De la séance inaugurale du Salon Indien du Grand café, le 28 décembre 1895, il ne reste plus aujourd’hui que le faisceau de la lumière comme acteur.
Le bonimenteur puis le musicien et enfin le projectionniste sont passés à la trappe du plancher normalisé.
Le Salon Indien est une reconfiguration du spectacle cinématographique et de la condition même du spectateur pour faire renaître ce jeu d’implications et d’attractions réciproques entre le spectateur, le film, le musicien, l’acteur et le projectionniste.
Muni d’une « minvielle à roue » qui joue aussi bien le son que l’image, au rythme de sa manivelle, en avant, en arrière, accélérés ou ralentis, les courts films de Louis et Auguste Lumière retrouvent le mouvement aléatoire de la danse fantomatique des premières projections du cinématographe. Regroupés autour de la figure de la roue, le mouvement de la projection est un siphon qui nous entraîne dans une fiction du cinéma à travers le siècle qui tourne en rond.

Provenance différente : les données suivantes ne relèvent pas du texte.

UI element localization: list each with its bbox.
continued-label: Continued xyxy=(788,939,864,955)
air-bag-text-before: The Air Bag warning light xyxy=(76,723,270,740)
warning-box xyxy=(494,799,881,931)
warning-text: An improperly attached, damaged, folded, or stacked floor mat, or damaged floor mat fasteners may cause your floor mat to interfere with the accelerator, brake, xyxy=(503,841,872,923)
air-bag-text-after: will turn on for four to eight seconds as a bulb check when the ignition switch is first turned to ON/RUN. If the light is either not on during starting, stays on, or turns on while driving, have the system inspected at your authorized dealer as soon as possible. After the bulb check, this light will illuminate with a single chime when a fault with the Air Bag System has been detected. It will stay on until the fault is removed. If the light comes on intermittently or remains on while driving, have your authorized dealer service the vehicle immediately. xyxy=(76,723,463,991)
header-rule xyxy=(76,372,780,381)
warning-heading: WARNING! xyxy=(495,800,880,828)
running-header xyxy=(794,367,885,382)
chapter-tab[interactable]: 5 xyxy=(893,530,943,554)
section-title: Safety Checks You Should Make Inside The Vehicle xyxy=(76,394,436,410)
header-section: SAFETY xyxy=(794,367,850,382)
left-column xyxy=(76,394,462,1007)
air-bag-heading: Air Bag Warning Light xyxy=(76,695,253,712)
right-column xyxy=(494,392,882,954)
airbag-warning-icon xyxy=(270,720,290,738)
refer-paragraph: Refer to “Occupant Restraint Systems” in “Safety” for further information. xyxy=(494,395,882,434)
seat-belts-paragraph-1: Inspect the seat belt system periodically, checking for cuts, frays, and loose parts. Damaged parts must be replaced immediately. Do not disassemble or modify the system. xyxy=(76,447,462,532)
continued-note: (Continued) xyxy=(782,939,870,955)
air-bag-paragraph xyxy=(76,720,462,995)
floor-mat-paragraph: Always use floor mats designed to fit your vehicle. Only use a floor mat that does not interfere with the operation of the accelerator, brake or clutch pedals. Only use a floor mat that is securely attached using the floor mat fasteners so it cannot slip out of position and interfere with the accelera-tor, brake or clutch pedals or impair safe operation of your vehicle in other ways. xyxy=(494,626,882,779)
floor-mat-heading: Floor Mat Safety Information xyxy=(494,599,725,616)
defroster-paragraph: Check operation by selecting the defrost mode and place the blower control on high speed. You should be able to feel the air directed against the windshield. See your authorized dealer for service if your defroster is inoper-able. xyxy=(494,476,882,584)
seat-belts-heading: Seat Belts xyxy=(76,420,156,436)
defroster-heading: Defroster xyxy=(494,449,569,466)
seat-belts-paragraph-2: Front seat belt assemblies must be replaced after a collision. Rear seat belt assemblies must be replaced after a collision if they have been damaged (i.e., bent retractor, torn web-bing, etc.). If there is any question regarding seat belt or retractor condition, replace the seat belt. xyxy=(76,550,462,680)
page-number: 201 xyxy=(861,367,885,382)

L’Histoire sensible qui nous rappelle que l’invention des Lumière a fait le tour monde en trois ans, faisant côtoyer les aristocrates de Marcel Proust aux prolétaires de Karl Marx, en passant par la tradition des Shoguns du Japon. Une spirale qui nous plonge dans la danse Serpentine de Loïe Fuller pour nous tirer vers la danse de la perruque au Japon et qui nous rappelle nos pratiques de Head Banging ou de Hip Hop d’aujourd’hui. Où une voltige à vélo d’un ouvrier de l’usine Lumière s’avère être la même figure pratiquée aujourd’hui par les jeunes en BMX. Ce mixage avec la bonne vielle manivelle de la « minvielle à roue » nous transporte à travers un siècle d’image en mouvement, de la gélatine au Gif, des cartons des films muets aux cédules de citations de JLG.
Un tourbillon où l’image, la musique et la parole prennent le même élan, celui de la ritournelle.